만약 $\mathcal{L}(\theta) = \frac{1}{2}(w \cdot \delta)^2$ 으로 둘 경우

\nabla_\theta \mathcal{L}(\theta) = -\nabla_\theta Q(s,a;\theta) \cdot w^2 \cdot \delta \qquad_{(7)}

이러한 priority baes sampling과 Importance sampling(IS)기반의 보정기법을 통해서 높은 td-error를 가지는 transition들은 자주 샘플링되며 여러번 경험하도록 보장하는 동시에, IS correction을 통해 sampling된 transition의 td-error에 비례하여 gradient magnitude를 줄여준다. 해당 방법을 통해 중요한 transition을 여러번 겪으면서 잘게 쪼개진 step으로 여러번 gradient를 update하며 Taylor Expansion을 재근사 하면서 높은 곡률을 가지는 비선형 함수를 잘 근사하도록 한다.

Atari Experiments and Hyperparameters( $\alpha, \beta)$

Atari game 성능 지표로 normalized score를 사용하고 이는 사람보다 얼마나 더 좋은 성과를 내었는가를 나타낸다:

\text{score}_\text{normalized}=\frac{\text{score}_\text{agent}-\text{score}_\text{random}}{|\text{score}_\text{human}-\text{score}_\text{random}|}\qquad_{(8)}

아래의 Figure1, Figure2에서 알 수 있듯이 Priority 기반 sampling이 기존 uniformly sampling보다 좋은 성능을 냄을 알 수 있다. 또한 proportional prioritization이 rank-based prioritization보다 더 뛰어난 성능과 안정성을 보인다.
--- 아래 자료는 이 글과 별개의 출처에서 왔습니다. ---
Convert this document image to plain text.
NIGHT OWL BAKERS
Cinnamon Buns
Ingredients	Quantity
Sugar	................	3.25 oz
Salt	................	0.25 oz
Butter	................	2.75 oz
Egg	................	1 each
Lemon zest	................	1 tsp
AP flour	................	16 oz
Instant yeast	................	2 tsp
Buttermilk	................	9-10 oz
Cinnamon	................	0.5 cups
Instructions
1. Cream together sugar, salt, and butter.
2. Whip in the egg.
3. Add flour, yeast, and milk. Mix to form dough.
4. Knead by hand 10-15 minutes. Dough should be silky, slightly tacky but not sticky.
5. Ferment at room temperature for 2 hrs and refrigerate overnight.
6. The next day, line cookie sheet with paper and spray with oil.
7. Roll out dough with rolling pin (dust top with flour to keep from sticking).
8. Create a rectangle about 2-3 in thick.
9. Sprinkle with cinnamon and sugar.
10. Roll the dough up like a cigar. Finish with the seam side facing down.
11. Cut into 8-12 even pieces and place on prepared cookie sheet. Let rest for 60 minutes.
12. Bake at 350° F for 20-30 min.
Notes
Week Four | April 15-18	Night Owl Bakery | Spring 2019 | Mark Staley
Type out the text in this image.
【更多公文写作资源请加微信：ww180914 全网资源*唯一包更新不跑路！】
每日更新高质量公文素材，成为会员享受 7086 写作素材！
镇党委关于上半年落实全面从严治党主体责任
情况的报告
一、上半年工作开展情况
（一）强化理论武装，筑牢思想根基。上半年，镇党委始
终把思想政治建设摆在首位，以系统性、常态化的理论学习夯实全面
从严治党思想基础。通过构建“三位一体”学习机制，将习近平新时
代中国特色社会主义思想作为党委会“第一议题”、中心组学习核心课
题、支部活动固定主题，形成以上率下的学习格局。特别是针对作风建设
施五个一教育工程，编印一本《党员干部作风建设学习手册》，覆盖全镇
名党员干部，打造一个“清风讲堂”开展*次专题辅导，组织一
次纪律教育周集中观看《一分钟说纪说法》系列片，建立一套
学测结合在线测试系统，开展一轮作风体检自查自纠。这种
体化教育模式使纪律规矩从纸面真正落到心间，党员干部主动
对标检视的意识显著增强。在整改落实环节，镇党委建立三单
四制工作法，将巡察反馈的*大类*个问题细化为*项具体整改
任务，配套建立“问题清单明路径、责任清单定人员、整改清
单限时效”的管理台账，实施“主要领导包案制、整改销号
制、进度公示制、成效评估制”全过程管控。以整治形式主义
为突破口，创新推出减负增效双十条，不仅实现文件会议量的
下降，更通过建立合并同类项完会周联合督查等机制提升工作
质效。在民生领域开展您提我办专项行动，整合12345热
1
[Table1] Summary of normalized scores.

[Figure 1] Summary of learning speed.

[Figure 2] Detailed learning curves for rank-based(red) and proportional(blue) prioritization, uniform DQN baseline(black) and human(dotted line)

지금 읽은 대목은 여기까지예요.